UKRAINE : entre GUERRE impérialiste et RÉSISTANCE au fascisme [rencontre avec des communistes ukrainiens du KPU]
Le 05 février 2015
Compte-rendu d’une rencontre avec des militants communistes ukrainiens du KPU
Depuis un an, les jeunes communistes du Nord mènent une campagne d’information sur la situation en Ukraine et l’arrivée des fascistes au pouvoir. Sur la vitre de notre local est affiché un poster à la mémoire de Vadim Papura, membre du Komsomol (nom des jeunesses communistes dans les anciennes républiques soviétiques), assassiné dans la maison des syndicats à Odessa en mai dernier, à l’âge de 17 ans.
Pour les JC du Nord, il était donc important d’accueillir Evgueni Tsarkov, premier secrétaire du Comité régional du KPU (parti communiste d’Ukraine) d'Odessa, et Natalia Touroukhina, députée communiste au conseil régional d’Odessa, en tournée en France, afin de diffuser largement leur témoignage sur ce qu’il se passe réellement en Ukraine. Les JC du Nord remercient la délégation pour sa venue ainsi que notre camarade Marianne Dunlop pour la traduction.
Evgueni commence son intervention en remerciant la JC du Nord pour cette initiative et pour le travail mené afin de dire la vérité sur ce qu’il se passe en Ukraine. La lutte contre la désinformation que propagent les médias bourgeois est en effet un aspect essentiel de notre travail.
Le camarade Evgueni représente le KPU (parti communiste d’Ukraine), qui fait partie du PCUS (Parti Communiste de l’Union Soviétique). Celui-ci est resté vivant malgré la dissolution de l’Union soviétique. Il unit quinze partis communistes, de l’union qu’il nomme « provisoirement non soviétique » (Abkhazie, Arménie, Azerbaïdjan, Biélorussie, Géorgie, Kazakhstan, Kirghizistan, Moldavie, Russie, Ossétie du Sud, Tadjikistan, Transnistrie, Ukraine, Ouzbékistan). Le PCUS travaille également en clandestinité dans les pays où le parti communiste est interdit (Estonie, Lettonie, Lituanie, Turkménistan).
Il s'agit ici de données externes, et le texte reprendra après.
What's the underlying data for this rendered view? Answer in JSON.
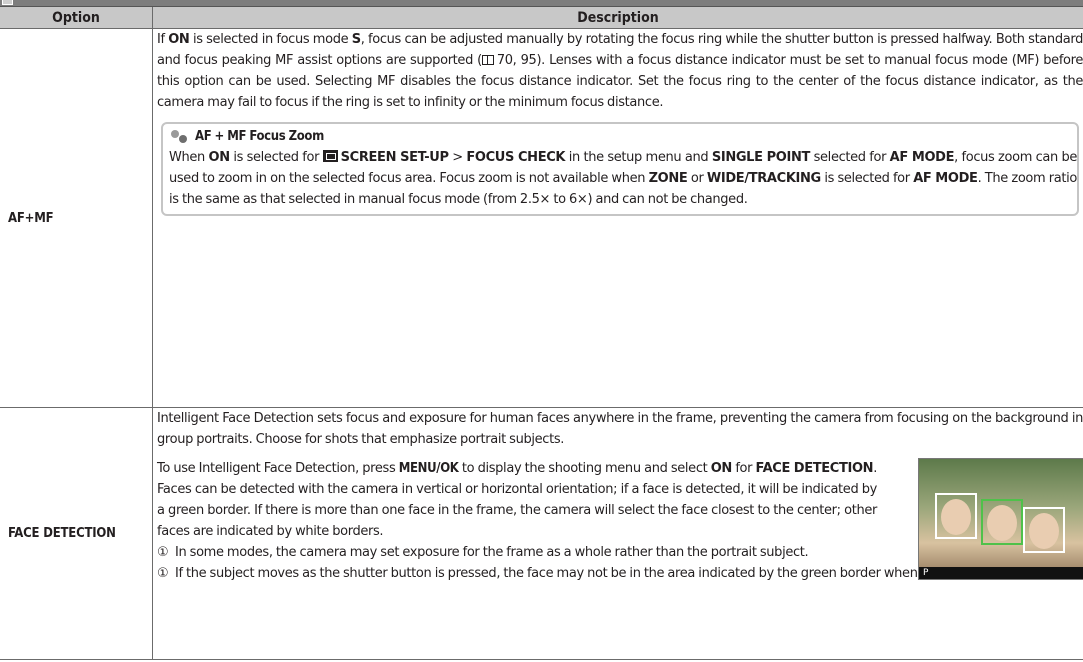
{
  "table": {
    "col_option": "Option",
    "col_description": "Description"
  },
  "afmf": {
    "option": "AF+MF",
    "d_pre": "If ",
    "d_on": "ON",
    "d_mid1": " is selected in focus mode ",
    "d_s": "S",
    "d_mid2": ", focus can be adjusted manually by rotating the focus ring while the shutter button is pressed halfway. Both standard and focus peaking MF assist options are supported (",
    "d_ref": "70, 95",
    "d_post": "). Lenses with a focus distance indicator must be set to manual focus mode (MF) before this option can be used. Selecting MF disables the focus distance indicator. Set the focus ring to the center of the focus distance indicator, as the camera may fail to focus if the ring is set to infinity or the minimum focus distance.",
    "note_icon": "note-icon",
    "note_title": "AF + MF Focus Zoom",
    "n_pre": "When ",
    "n_on": "ON",
    "n_mid1": " is selected for ",
    "n_screen": "SCREEN SET-UP",
    "n_gt": " > ",
    "n_focuscheck": "FOCUS CHECK",
    "n_mid2": " in the setup menu and ",
    "n_single": "SINGLE POINT",
    "n_mid3": " selected for ",
    "n_afmode1": "AF MODE",
    "n_mid4": ", focus zoom can be used to zoom in on the selected focus area. Focus zoom is not available when ",
    "n_zone": "ZONE",
    "n_or": " or ",
    "n_wide": "WIDE/TRACKING",
    "n_mid5": " is selected for ",
    "n_afmode2": "AF MODE",
    "n_end": ". The zoom ratio is the same as that selected in manual focus mode (from 2.5× to 6×) and can not be changed."
  },
  "fd": {
    "option": "FACE DETECTION",
    "intro": "Intelligent Face Detection sets focus and exposure for human faces anywhere in the frame, preventing the camera from focusing on the background in group portraits. Choose for shots that emphasize portrait subjects.",
    "p_pre": "To use Intelligent Face Detection, press ",
    "p_menu": "MENU/OK",
    "p_mid1": " to display the shooting menu and select ",
    "p_on": "ON",
    "p_mid2": " for ",
    "p_fd": "FACE DETECTION",
    "p_end": ". Faces can be detected with the camera in vertical or horizontal orientation; if a face is detected, it will be indicated by a green border. If there is more than one face in the frame, the camera will select the face closest to the center; other faces are indicated by white borders.",
    "photo_mode": "P",
    "warn_mark": "①",
    "warn1": "In some modes, the camera may set exposure for the frame as a whole rather than the portrait subject.",
    "warn2": "If the subject moves as the shutter button is pressed, the face may not be in the area indicated by the green border when the picture is taken."
  },
  "colors": {
    "header_bg": "#c8c8c8",
    "rule": "#6b6b6b",
    "note_border": "#c5c5c5",
    "face_box_selected": "#4fc14a"
  }
}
Il s’inscrit dans une dynamique internationaliste d’unité des travailleurs dans un combat contre le capitalisme.
Evgueni affirme qu’il suit tout ce qui se dit sur la situation en Ukraine dans nos médias, et qu’il n’y entend aucune vérité, notamment sur la situation dans le Donbass et à Odessa.
Il y a deux ans, l’Ukraine ne connaissait pas tous les problèmes actuels, qui ont une racine : l’introduction des États-Unis et de l’Union européenne dans la politique de l’Ukraine. Il y a un an, avec l’aide des gouvernements européens, l’Ukraine a connu un coup d’État ayant amené des fascistes au pouvoir.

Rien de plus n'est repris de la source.